Both are fixed with 68010, 68020, ... and note, 68k moved from 8bit (6800) to 32bit (68k) with the same problem you have in 80286: only 24 bits of physical addressing (68000), but note, the design was 32bit since the beginning, so this was not a problem when 68020 added 32 bits of physical addressing.
Intel ...
... let me understand, you have an 8086 CPU with 20bit of physical and logical addresses, and you think it's a good idea, while your CPU will grow over time and expand, to make a circuit in the next CPU, 80286, that disables some high address lines to make it back-compatible?
and, worse still, allowing a hardware bug like the Unreal Mode in every CPU they made? And since Unreal-Mode is known by software like DOS32 and Grub, why don't they consolidate it as a documented feature?
That's what I do find stupid and completely wrong.

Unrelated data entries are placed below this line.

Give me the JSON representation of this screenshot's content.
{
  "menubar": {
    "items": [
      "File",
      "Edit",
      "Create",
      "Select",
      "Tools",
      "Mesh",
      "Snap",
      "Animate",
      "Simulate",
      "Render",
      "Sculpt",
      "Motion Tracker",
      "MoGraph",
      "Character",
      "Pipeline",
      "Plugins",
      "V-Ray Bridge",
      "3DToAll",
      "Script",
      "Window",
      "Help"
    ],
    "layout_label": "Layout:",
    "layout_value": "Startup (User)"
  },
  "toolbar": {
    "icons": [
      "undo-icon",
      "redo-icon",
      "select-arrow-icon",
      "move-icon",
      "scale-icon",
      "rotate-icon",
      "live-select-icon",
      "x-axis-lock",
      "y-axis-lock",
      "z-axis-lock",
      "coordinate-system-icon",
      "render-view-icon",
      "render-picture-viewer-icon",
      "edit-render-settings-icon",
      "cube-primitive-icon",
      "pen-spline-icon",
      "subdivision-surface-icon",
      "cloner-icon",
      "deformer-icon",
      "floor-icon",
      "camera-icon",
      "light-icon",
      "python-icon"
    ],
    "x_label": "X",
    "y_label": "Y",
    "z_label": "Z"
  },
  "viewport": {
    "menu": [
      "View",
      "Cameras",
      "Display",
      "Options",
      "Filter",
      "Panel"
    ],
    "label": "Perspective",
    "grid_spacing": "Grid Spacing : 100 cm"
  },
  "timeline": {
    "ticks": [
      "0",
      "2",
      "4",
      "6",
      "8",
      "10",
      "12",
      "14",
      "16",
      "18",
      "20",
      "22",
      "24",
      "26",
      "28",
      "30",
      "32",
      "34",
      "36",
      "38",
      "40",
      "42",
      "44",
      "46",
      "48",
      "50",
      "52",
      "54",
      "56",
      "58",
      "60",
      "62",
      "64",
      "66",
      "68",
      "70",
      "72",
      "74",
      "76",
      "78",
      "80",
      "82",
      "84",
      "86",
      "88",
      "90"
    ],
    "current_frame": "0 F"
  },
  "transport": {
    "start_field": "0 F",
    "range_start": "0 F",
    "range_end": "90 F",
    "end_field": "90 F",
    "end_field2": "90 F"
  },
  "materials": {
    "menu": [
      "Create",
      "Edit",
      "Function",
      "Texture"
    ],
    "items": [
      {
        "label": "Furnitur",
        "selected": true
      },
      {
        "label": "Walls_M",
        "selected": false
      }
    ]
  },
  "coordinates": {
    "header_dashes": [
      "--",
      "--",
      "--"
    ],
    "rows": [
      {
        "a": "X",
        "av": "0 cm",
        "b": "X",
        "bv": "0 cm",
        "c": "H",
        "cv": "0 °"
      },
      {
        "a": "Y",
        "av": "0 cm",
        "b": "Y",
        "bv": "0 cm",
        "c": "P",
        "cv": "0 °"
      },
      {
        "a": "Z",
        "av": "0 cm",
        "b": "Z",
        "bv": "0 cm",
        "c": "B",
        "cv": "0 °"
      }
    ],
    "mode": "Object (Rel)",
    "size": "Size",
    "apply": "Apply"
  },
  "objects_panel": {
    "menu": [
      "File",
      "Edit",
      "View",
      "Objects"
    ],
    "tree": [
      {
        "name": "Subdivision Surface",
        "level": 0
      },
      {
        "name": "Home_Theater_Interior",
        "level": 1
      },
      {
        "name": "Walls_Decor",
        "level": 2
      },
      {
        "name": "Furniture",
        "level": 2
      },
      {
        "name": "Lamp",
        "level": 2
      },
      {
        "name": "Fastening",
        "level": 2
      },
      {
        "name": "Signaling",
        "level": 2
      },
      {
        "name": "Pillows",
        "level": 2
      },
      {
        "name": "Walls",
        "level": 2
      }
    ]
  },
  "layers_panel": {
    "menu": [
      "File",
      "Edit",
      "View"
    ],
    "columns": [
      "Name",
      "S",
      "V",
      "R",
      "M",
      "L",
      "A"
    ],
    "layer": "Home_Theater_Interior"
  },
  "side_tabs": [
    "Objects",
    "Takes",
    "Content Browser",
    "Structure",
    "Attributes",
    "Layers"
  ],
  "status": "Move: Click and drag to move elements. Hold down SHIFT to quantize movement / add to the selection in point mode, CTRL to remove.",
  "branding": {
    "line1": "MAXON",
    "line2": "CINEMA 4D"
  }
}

That is not a bug. It is supposed to work that way.
[16 bit]
check_bz:
pusha
; Test magic number of the BZ header
mov eax, dword [hdraddr + 0x202]
cmp eax, 'HdrS' ; <-------------------------- yeah, 32bit, it works!
mov dx, msg_sys_error1
jne panic
; Test jump instruction is there
mov al, byte [kernseg * 0x10]
cmp al, 0xeb
mov dx, msg_sys_error2
jne panic
popa
ret
Dude ....
I HAVE a business, I said several times that I develop ICEs and debuggers, plus other stuff, and if x86 takes me 500 hours to develop something, while other architectures/platforms take 50 hours, I think I am right to say that x86 is bad, especially if customers don't pay enough!
(and they don't)
We are in the "programming section" of the forum, it's supposed to talk about software/hardware problems (the title is "Unrel Mode"), but instead, you see and focus on "ideal" crusades for which you have to feel to defend (with x86 fanboyism) something with zero technical background just to see if your useless bullshit can make your life better.
Frankly, it's a troll attitude, and if last time I gave you the benefit of the doubt, now I have enough: stay on my ignore list!
p.s.
you also like to offend people personally, which LOL, it's fine with you that I don't give a shit about filing lawsuits against random people on the internet as I have many more interests in my life that spending my time making bad blood with people like you.
While I'm not familiar with UK law, my comments while not directly intended to offend you, are protected free speech by the laws of the USA, and legally speaking you haven't got a leg to stand on, you can't sue somebody for offending you even if it was deliberate.